Not far from him are the majority of the Revolutionary heroes who came with him from New England. It is claimed that there are buried here more officers of the Revolution than in any other burying-ground in the United States. About them lie thirteen soldiers of the War of 1812, and a number of the brave men who fought in the Mexican War. Here too, are the resting-places of many early citizens of Marietta, who are as a "Choir Invisible".

"Of those immortal dead, who live again In minds made better by their presence."

The gates are seldom open now to the silent caravans, for the graves in the cloistral grass lie close.

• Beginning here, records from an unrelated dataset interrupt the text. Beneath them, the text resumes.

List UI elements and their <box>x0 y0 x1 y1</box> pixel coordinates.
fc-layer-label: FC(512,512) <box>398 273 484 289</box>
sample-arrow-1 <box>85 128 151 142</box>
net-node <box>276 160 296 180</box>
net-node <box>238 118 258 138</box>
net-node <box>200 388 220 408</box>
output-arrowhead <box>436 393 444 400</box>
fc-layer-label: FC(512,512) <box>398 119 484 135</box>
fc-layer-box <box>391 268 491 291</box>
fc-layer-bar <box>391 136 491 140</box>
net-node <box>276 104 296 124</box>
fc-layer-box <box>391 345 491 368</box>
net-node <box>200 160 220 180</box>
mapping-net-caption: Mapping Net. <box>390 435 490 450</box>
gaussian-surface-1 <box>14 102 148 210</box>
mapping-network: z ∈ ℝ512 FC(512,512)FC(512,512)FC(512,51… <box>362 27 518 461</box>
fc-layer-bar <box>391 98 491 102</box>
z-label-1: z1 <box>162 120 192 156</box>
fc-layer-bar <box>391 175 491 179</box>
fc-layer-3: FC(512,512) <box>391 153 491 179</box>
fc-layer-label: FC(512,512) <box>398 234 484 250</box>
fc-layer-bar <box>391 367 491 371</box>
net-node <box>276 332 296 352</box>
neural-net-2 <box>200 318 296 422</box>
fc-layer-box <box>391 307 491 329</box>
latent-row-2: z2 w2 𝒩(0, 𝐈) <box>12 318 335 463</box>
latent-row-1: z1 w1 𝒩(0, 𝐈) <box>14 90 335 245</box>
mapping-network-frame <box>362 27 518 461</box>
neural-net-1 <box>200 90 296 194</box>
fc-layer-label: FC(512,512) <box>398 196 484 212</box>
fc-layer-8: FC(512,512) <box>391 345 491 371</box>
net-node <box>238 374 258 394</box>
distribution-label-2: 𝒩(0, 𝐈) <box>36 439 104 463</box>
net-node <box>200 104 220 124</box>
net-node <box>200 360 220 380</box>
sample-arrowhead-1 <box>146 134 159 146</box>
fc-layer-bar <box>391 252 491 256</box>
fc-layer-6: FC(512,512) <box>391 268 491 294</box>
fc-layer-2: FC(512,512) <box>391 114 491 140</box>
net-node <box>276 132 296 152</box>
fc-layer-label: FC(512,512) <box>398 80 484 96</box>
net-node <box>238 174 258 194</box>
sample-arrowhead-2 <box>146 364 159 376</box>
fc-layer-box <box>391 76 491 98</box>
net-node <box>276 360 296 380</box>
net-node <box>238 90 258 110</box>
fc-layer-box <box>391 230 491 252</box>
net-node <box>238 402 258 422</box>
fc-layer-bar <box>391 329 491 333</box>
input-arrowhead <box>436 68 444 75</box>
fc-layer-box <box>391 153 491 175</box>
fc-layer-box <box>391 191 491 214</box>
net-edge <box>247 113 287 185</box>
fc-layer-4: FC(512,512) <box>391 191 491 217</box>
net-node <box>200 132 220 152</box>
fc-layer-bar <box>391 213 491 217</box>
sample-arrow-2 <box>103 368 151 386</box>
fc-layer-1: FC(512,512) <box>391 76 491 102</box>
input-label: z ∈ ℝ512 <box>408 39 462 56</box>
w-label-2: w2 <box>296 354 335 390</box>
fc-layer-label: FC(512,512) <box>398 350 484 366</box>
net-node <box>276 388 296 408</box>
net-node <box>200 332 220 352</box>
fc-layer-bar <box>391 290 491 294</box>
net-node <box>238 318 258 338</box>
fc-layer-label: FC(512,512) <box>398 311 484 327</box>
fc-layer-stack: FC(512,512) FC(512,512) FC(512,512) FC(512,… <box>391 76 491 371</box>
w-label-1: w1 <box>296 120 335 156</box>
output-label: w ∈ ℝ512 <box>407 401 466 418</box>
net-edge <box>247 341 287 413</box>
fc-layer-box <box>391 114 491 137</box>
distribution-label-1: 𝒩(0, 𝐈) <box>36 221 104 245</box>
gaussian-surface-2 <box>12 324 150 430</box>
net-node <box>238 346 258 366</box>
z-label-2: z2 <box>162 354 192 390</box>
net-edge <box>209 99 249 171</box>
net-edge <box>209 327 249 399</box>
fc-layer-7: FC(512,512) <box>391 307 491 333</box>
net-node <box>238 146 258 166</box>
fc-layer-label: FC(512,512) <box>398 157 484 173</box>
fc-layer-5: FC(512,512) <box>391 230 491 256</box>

Many relics of bygone days make Old Marietta interesting. The streets running north and south bear yet the names given them by the early settlers, of Washington and his generals. The "Sacra Via" and the breezy "Capitolium" and "Tiber Way" bear witness to an old scholarship. "The Point" recalls the picketed Point of the Indian wars. There still stands the Ohio Company's Land Office, a wee, weather-beaten building, gray with time, probably the oldest structure in Ohio. Opposite this is the old homestead of Rufus Putnam, which stood within the Campus Martius. On the park, fronting the river, is the quaint Two Horn Church of the Congregationalists, erected in the wilderness in 1806 and now Ohio's oldest church building. On the same street where it stands is the stately old mansion of Governor Meigs, which was built two years earlier and which still holds an honored place among Marietta's beautiful homes. In families whose names mark their descent from the "forty-eight immortals" are treasured numerous heirlooms,—ancestral portraits which look from their tarnished frames pink-cheeked, confident and calm; old dresses, dim and faintly odorous; and divers warming-pans, candlesticks and Blennerhassett chairs, together with sundry bits of sprigged, delightful china.

OLD TWO HORN CHURCH.

"Age is a recommendation in four things," runs a Spanish proverb: "Old wood to burn, old wine to drink, old friends to trust, old books to read." To these might well be added a fifth,—old towns to love. To those who know her, Marietta is a hallowed spot. She is a tender-bosomed matron, this mother of many sons. Around her is a fair line of hills, which, whether green with the eternal promise of the spring, or wrapped in the blue smoke from autumn's invisible battlefield, or hoary with winter's snows, are changelessly beautiful. About her are broad fields, now quivering to their resurrection, now white to the harvests. Before her are the lovely, far-stretching rivers, calling to her all day long with their old, sweet notes of running water. By the bonds of her historic beauty she holds her children in a very tender thrall. In all times, and in all places, their hearts yearn unto her in the far Horatian cry: "Septimius,—that angle of the earth laughs for me beyond all others!"